Non a caso si rese indispensabile una lunga e appassionata occupazione, seguita con interesse all’estero ma purtroppo sottovalutata in Italia, e dallo stesso Ministero dei beni culturali.

L’associazione degli autori, in testa Citto Maselli ed Ettore Scola, diede il massimo sostegno. Anzi. Fino all’ultimo Scola si prodigò, con prese di posizioni e comunicati. Nonché appelli a Dario Franceschini.

Ora forse si volta pagina. Il ritorno nell’alveo pubblico degli studios non sia, però, un mero espediente finanziario. Può, al contrario, divenire l’avvio della ricostruzione di una moderna politica pubblica.

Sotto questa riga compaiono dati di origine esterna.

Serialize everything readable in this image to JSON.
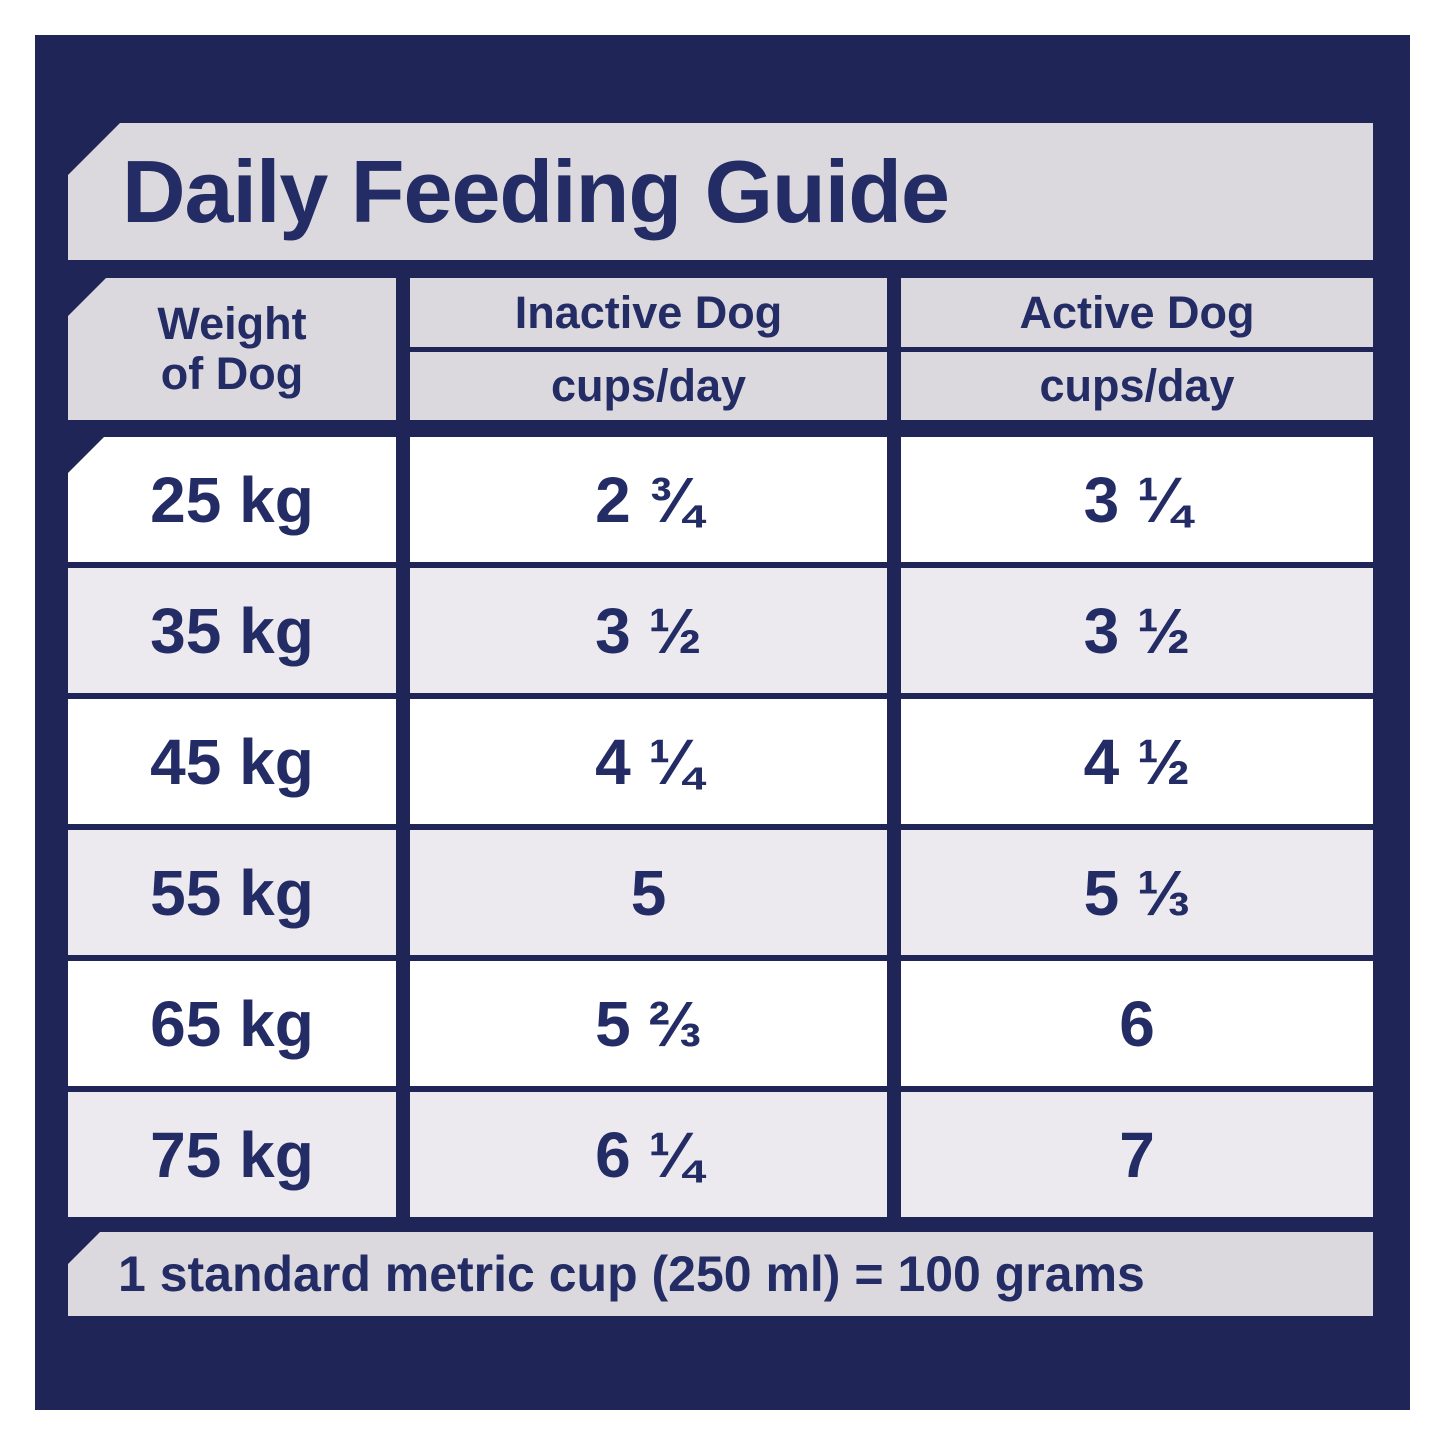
{
  "title": "Daily Feeding Guide",
  "colors": {
    "panel_navy": "#1f2557",
    "text_navy": "#232c64",
    "banner_gray": "#dcd9de",
    "row_white": "#ffffff",
    "row_alt_gray": "#eceaef"
  },
  "table": {
    "weight_header": {
      "line1": "Weight",
      "line2": "of Dog"
    },
    "columns": [
      {
        "label": "Inactive Dog",
        "sublabel": "cups/day"
      },
      {
        "label": "Active Dog",
        "sublabel": "cups/day"
      }
    ],
    "rows": [
      {
        "weight": "25 kg",
        "inactive": "2 ¾",
        "active": "3 ¼"
      },
      {
        "weight": "35 kg",
        "inactive": "3 ½",
        "active": "3 ½"
      },
      {
        "weight": "45 kg",
        "inactive": "4 ¼",
        "active": "4 ½"
      },
      {
        "weight": "55 kg",
        "inactive": "5",
        "active": "5 ⅓"
      },
      {
        "weight": "65 kg",
        "inactive": "5 ⅔",
        "active": "6"
      },
      {
        "weight": "75 kg",
        "inactive": "6 ¼",
        "active": "7"
      }
    ]
  },
  "footer": {
    "note": "1 standard metric cup (250 ml) = 100 grams"
  }
}
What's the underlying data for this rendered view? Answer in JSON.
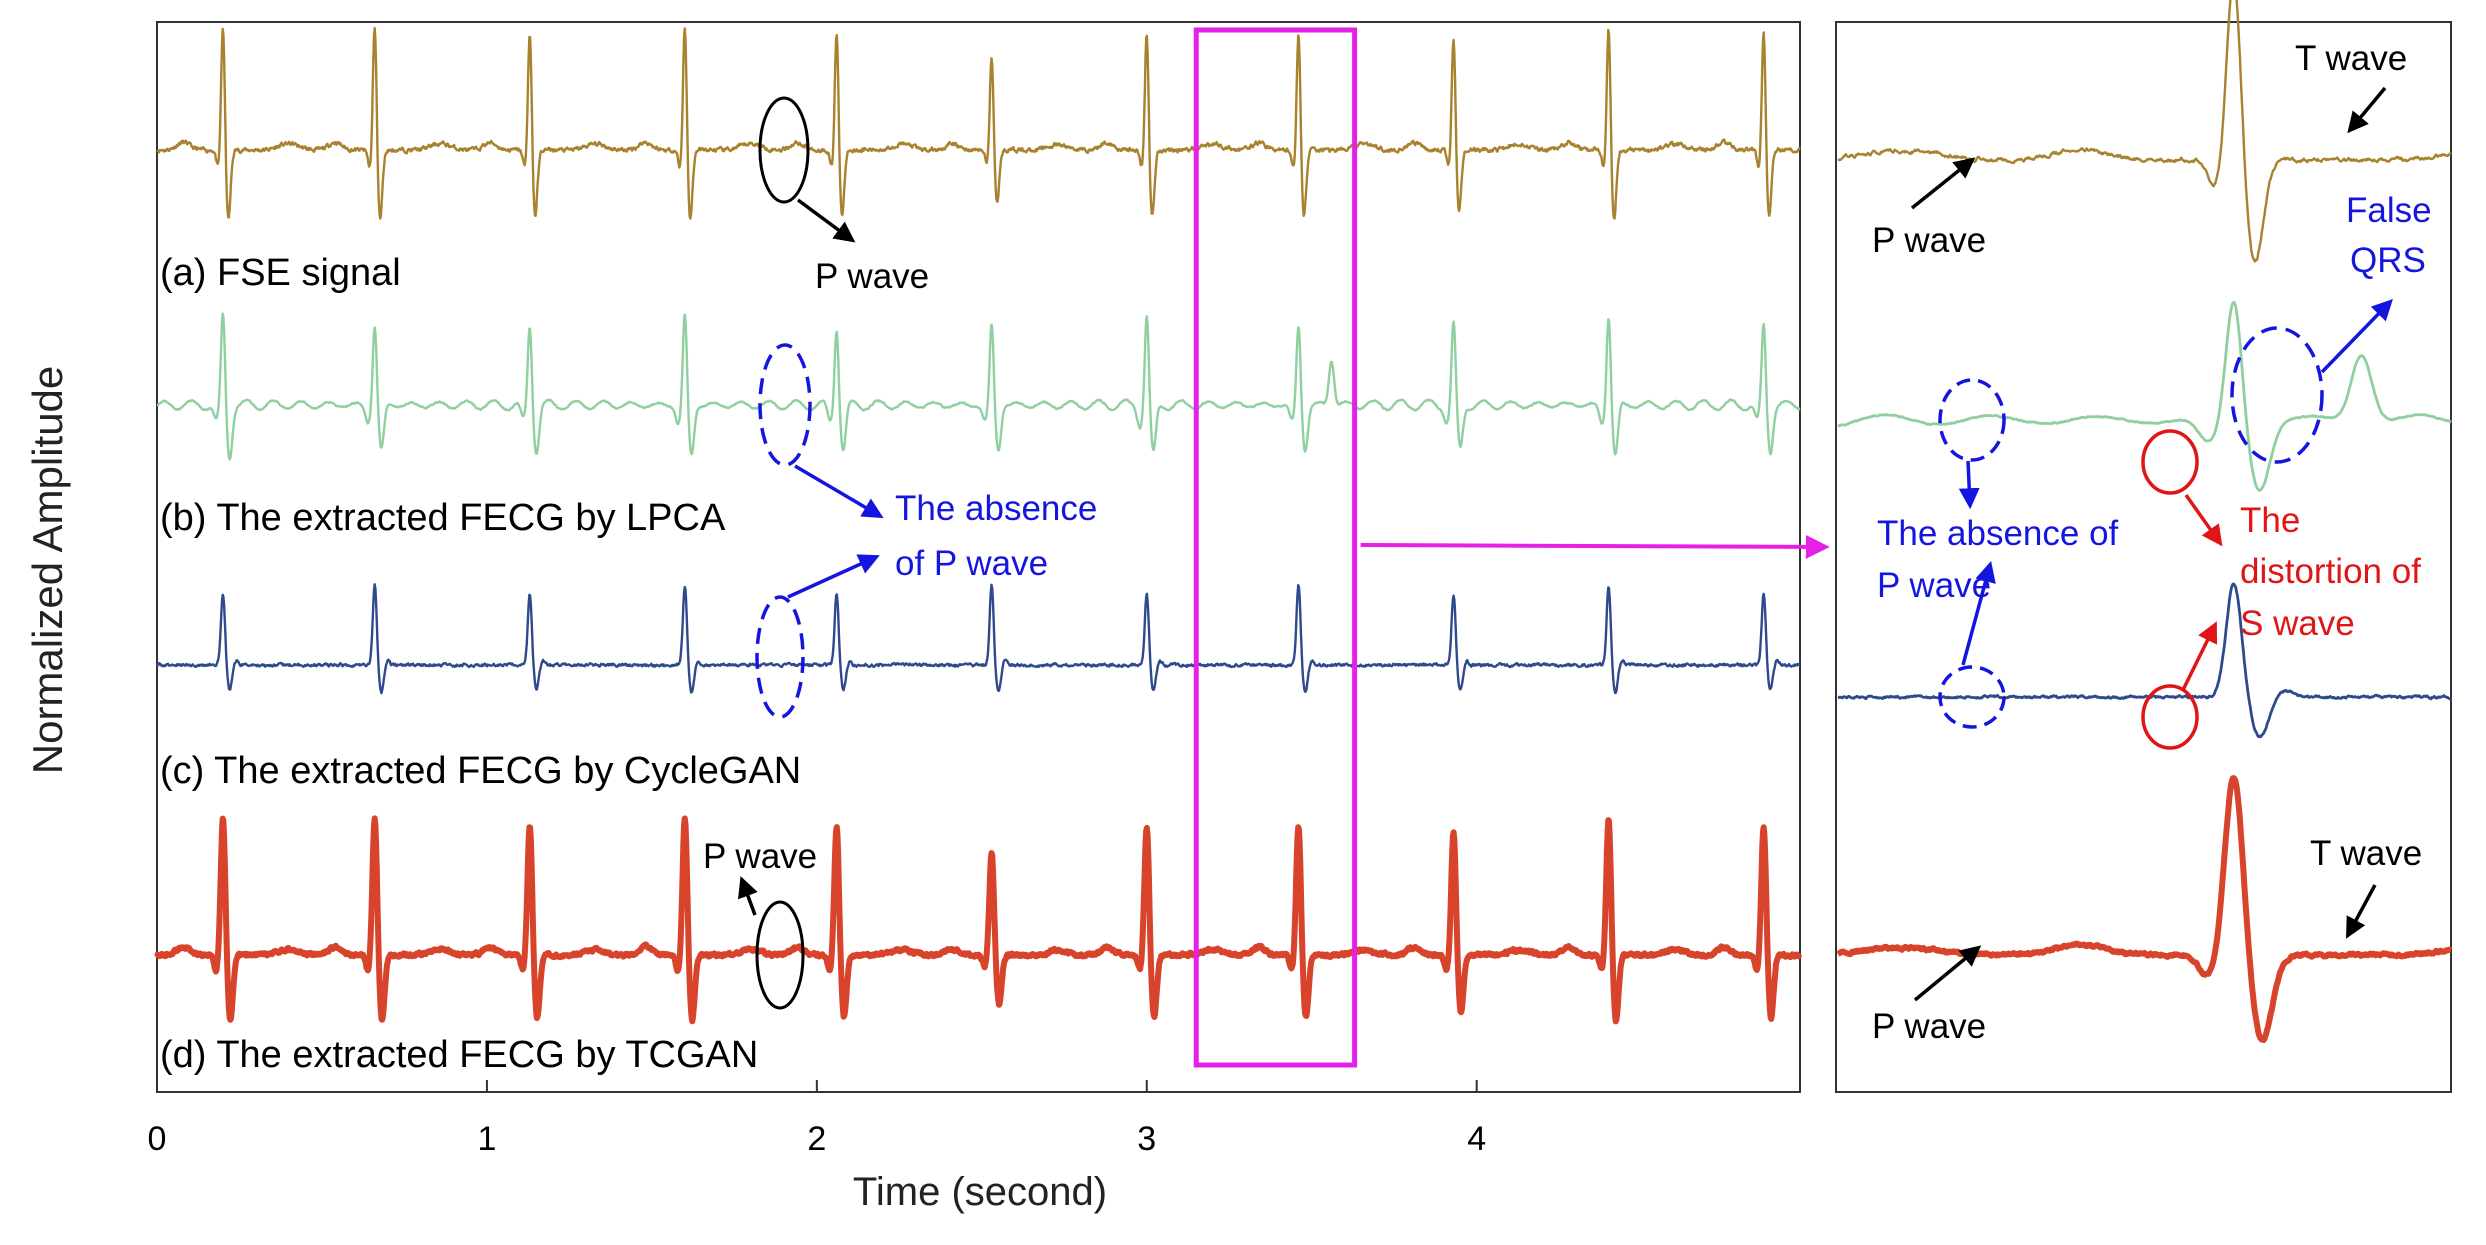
{
  "colors": {
    "fse": "#A8822E",
    "lpca": "#8FCFA0",
    "cyclegan": "#2F4A8C",
    "tcgan": "#D8432B",
    "highlight": "#E620E6",
    "blue_annotation": "#1515E0",
    "red_annotation": "#E01515",
    "black_annotation": "#000000"
  },
  "chart_data": {
    "type": "line",
    "xlabel": "Time (second)",
    "ylabel": "Normalized Amplitude",
    "xlim": [
      0,
      4.98
    ],
    "xticks": [
      "0",
      "1",
      "2",
      "3",
      "4"
    ],
    "xtick_values": [
      0,
      1,
      2,
      3,
      4
    ],
    "grid": false,
    "r_peak_times_s": [
      0.2,
      0.66,
      1.13,
      1.6,
      2.06,
      2.53,
      3.0,
      3.46,
      3.93,
      4.4,
      4.87
    ],
    "series": [
      {
        "name": "(a) FSE signal",
        "key": "fse",
        "normalized_r_amplitude": 1.0,
        "style": "thin"
      },
      {
        "name": "(b) The extracted FECG by LPCA",
        "key": "lpca",
        "normalized_r_amplitude": 0.85,
        "style": "thin",
        "false_qrs_time_s": 3.56
      },
      {
        "name": "(c) The extracted FECG by CycleGAN",
        "key": "cyclegan",
        "normalized_r_amplitude": 0.8,
        "style": "thin"
      },
      {
        "name": "(d) The extracted FECG by TCGAN",
        "key": "tcgan",
        "normalized_r_amplitude": 0.95,
        "style": "thick"
      }
    ],
    "zoom_window_s": [
      3.15,
      3.63
    ],
    "annotations_main": {
      "fse_p_wave": "P wave",
      "lpca_absence_line1": "The absence",
      "lpca_absence_line2": "of P wave",
      "tcgan_p_wave": "P wave"
    },
    "annotations_zoom": {
      "t_wave_top": "T wave",
      "p_wave_top": "P wave",
      "false_qrs_line1": "False",
      "false_qrs_line2": "QRS",
      "absence_line1": "The absence of",
      "absence_line2": "P wave",
      "distortion_line1": "The",
      "distortion_line2": "distortion of",
      "distortion_line3": "S wave",
      "t_wave_bottom": "T wave",
      "p_wave_bottom": "P wave"
    }
  }
}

Per contrastare la deriva verso l’appiattimento super commerciale in atto, neppure premiato – se non in pochissimi casi, come raccontano i dati annuali sugli incassi – dai cittadini-fruitori, è necessario intraprendere una strada coraggiosa e innovativa. Il cinema era e rimane la cifra qualitativa del sistema, soprattutto se si investe nei e sui settori indipendenti. Sul documentario e sulle opere «difficili», di cui è un felice esempio Fuocoammare. E se si scommette in modo rigoroso sull’intreccio con la creatività digitale della rete.

Si riapra la discussione pubblica su Cinecittà, il ministero emani un indirizzo specifico, un aggancio si trovi nei decreti attuativi della recente legge di riforma.

In un rinnovato polo pubblico potrebbe riaprirsi il capitolo del rapporto con la Rai, cui la nuova concessione potrebbe imporre l’obbligo di produrre proprio a Cinecittà. Anche il cinema e l’audiovisivo sono sottoposti, infatti, alla tragedia della delocalizzazione, dell’utilizzo massivo del precariato, della morte del lavoro vivo.

Come è noto, in giro per il mondo Cinecittà è un brand forte e prestigioso di un paese in crisi e in declino. Non solo. Le stesse molteplici piattaforme tecnologiche, capaci di moltiplicare canali e forme di fruizione, hanno disperato bisogno di contenuti. Il messaggio è il mezzo.